Imagine um sistema que permita editar o DNA genômico nas células e organismos de forma precisa e metodologicamente descomplicada e ainda promovendo implicações marcantes na pesquisa básica, na medicina e na biotecnologia. Uma ferramenta eficiente, prática e simples que possibilite trabalhar em larga escala sobre os genomas e prever uma significativa aceleração nos processos de análise de função gênica. Pois ela existe e já é uma realidade no Brasil. Trata-se do Sistema CRISPR/Cas9.

Essa nova ferramenta pode facilitar a descoberta de novas drogas ou permitir a prevenção de doenças genéticas inatas ou adquiridas ou patologias causadas por agentes infecciosos.

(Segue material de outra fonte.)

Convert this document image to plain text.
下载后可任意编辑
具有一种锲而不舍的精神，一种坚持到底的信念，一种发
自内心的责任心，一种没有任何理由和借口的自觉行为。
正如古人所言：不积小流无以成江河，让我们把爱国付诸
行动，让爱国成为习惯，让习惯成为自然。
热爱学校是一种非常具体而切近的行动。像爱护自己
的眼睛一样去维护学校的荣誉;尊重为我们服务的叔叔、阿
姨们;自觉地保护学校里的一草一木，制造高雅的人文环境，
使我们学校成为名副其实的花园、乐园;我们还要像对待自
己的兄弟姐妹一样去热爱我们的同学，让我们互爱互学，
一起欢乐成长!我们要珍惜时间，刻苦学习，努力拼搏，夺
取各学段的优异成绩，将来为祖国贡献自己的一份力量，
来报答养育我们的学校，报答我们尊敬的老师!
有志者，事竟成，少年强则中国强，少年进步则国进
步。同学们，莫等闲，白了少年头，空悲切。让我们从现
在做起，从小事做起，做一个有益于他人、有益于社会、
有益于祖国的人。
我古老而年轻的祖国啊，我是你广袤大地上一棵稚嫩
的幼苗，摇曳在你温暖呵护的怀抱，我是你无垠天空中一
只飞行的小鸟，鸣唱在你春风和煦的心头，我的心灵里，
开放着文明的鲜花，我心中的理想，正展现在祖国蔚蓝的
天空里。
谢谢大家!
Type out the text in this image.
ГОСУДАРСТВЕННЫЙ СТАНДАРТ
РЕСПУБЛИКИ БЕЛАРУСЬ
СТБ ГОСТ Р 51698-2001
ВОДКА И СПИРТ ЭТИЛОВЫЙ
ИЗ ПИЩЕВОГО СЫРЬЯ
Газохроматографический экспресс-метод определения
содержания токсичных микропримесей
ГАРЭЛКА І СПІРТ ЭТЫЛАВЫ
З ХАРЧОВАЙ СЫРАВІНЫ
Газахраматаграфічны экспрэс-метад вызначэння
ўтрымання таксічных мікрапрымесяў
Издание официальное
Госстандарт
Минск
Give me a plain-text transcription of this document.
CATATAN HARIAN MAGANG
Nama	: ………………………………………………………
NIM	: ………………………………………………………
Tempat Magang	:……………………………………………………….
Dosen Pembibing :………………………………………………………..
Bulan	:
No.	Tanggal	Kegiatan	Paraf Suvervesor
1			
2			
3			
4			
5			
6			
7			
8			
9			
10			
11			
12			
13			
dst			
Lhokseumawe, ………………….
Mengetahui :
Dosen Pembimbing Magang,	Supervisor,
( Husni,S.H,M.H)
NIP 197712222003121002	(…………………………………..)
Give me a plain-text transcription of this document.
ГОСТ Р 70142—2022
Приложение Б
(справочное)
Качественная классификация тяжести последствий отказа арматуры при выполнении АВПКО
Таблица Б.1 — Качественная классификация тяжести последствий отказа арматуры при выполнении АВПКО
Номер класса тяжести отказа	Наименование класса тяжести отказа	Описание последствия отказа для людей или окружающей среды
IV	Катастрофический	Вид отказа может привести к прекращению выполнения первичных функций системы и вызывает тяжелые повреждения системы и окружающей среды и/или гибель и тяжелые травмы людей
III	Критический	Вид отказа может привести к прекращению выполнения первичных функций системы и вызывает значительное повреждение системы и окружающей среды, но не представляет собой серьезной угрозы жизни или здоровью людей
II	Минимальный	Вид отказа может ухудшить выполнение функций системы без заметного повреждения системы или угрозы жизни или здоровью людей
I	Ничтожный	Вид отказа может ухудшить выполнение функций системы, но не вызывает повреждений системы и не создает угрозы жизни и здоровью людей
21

A tecnologia CRISPR/Cas9 pode ainda contribuir com a aceleração das investigações relacionadas às modificações genéticas de insetos vetores de doenças. O sistema representa uma enorme facilitação nos processos de edição de genes dos mais diversos organismos e seus desdobramentos são importantes para o conhecimento puro, a ciência básica, bem como podem abrir novos horizontes na ciência aplicada.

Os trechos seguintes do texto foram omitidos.